Ora, a admitir-se a hipótese que me ocorreu, a transformação observada por Fernão Lopes nos
últimos tempos de que nos dá relato manifesta-nos o agravamento e a explosão de uma crise
que já havia principiado pelo meio do século: crise que a cheúra do erário real, a ostentação
desordenada dos novos-ricos (subitamente abastados por acumulação de heranças) e a
prosperidade da burguesia do comércio externo, cosmopolita e marítima (a grande burguesia
de Lisboa e do Porto) ocultava aos olhos dos litorâneos.

Quanto a nós, a situação social que tornou possíveis as cenas que se passaram no interior do
país e que se descrevem na Crónica de D. João I é a da luta de classes e abalo económico
causados pela «mortandade» de ' 48 - a «grande pestenença», como se lhe chamou também.
A uma banda, aparece-nos a turba do povinho miúdo, que fora alvoroçada e impelida à
contenda pelo acúmulo de heranças que se originou da moléstia; à outra, os aristocratas
senhores rurais e a classe média dos «homens-bons» (os «donos das herdades e lavradores»),
que, vendo-se falta de serviçais, havia pretendido obrigar os mais pobres a regressarem à
situação que precedera a peste, com os salários que vigoravam anteriormente a ela.
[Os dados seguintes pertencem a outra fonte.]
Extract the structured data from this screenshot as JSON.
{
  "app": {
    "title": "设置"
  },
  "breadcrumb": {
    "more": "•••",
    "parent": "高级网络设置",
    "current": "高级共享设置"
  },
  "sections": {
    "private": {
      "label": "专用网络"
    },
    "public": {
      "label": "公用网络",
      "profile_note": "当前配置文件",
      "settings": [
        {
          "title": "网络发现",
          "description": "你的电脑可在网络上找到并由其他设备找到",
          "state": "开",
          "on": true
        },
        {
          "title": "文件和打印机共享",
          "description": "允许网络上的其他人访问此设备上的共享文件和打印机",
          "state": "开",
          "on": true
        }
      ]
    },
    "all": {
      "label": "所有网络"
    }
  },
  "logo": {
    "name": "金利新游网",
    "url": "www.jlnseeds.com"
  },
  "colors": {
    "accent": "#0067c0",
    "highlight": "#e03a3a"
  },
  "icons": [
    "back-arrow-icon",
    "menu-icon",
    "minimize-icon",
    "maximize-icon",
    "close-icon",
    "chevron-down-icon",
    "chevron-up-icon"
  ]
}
Este
embate de interesses - esta dissensão entre classes - transformou-se finalmente em contendas
de morte quando os armadores e mercantes de Lisboa e do Porto (os altos burgueses do
comércio marítimo, superiores por natureza a tal crise de braços, que afligia somente o burguês
pequeno) se decidiu a desencadear a insurreição política e a assumir a chefia dos negócios
públicos, assoldadando para isso alguns homens de algo e incitando o povinho a passar aos
atos, -pelo que se entrou finalmente em revolução patente: revolução dirigida, organizada,
politicamente aproveitada pelo Burguês dos portos, à sombra dos direitos do Mestre de Avis,
que o Comerciante sustentava com razões e com guerra.
Em resumo (e se não estou em erro) quatro fatores sobressaem na metamorfose social que
deu tema à Crónica de D. João I:

1.º A luta de classe do Servidor e do Artífice, por um lado, contra o Senhor Aristocrata e o
Pequeno Burguês (a palavra « burguês » , como quem lê está notando, vai aqui com o
significado e com a extensão que tem hoje), luta que se originou do amontoar de heranças
consecutivo aos falecimentos pela peste grande e apoiou com uma briga social-económica (a
da classe dos operários com a dos « homens-bons » dos concelhos, que alinhavam ao lado dos
aristocratas) a revolução dirigida pelos comerciantes dos portos contra a hegemonia política da
fidalguia; 

2.º A audaciosa abertura da guerra civil pelo Alto Burguês do comércio marítimo, que inicia e
dirige o ataque armado ao regime político senhorial, representado pela rainha, pelo rei de
Castela e pela gente nobre, cujo cabecilha é o Andeiro e a quem a classe média acompanha;

3.º A introdução da tática que mais bem se adequava às forças do partido da burguesia, tática
de que Nun'Álvares se serviu a primor, sabendo combiná-la de maneira habilíssima com as
formas de terreno em que rendia o máximo;

4.º A iniciação efetiva no direito romano, muito mais condicente com a hegemonia burguesa
(quero eu dizer: que mais bem se coadunava com a direção do Estado pela mentalidade
característica do alto burguês dos portos, com o predomínio da economia comercial-marítima,
que tão intenso se tornou no nosso viver posterior) do que o direito senhorial e propriamente
medievo.

Tal é (com razão ou sem ela) a hipótese que proponho para a interpretação dos fenómenos: e
se não está muito errada, justifica-se o título de «revolução burguesa» (da alta burguesia,
claríssimo está, em oposição à nobreza e ao pequeno burguês «homem-bom») que tenho dado
a essa crise de 1383-85, tão airosamente descrita por Fernão Lopes.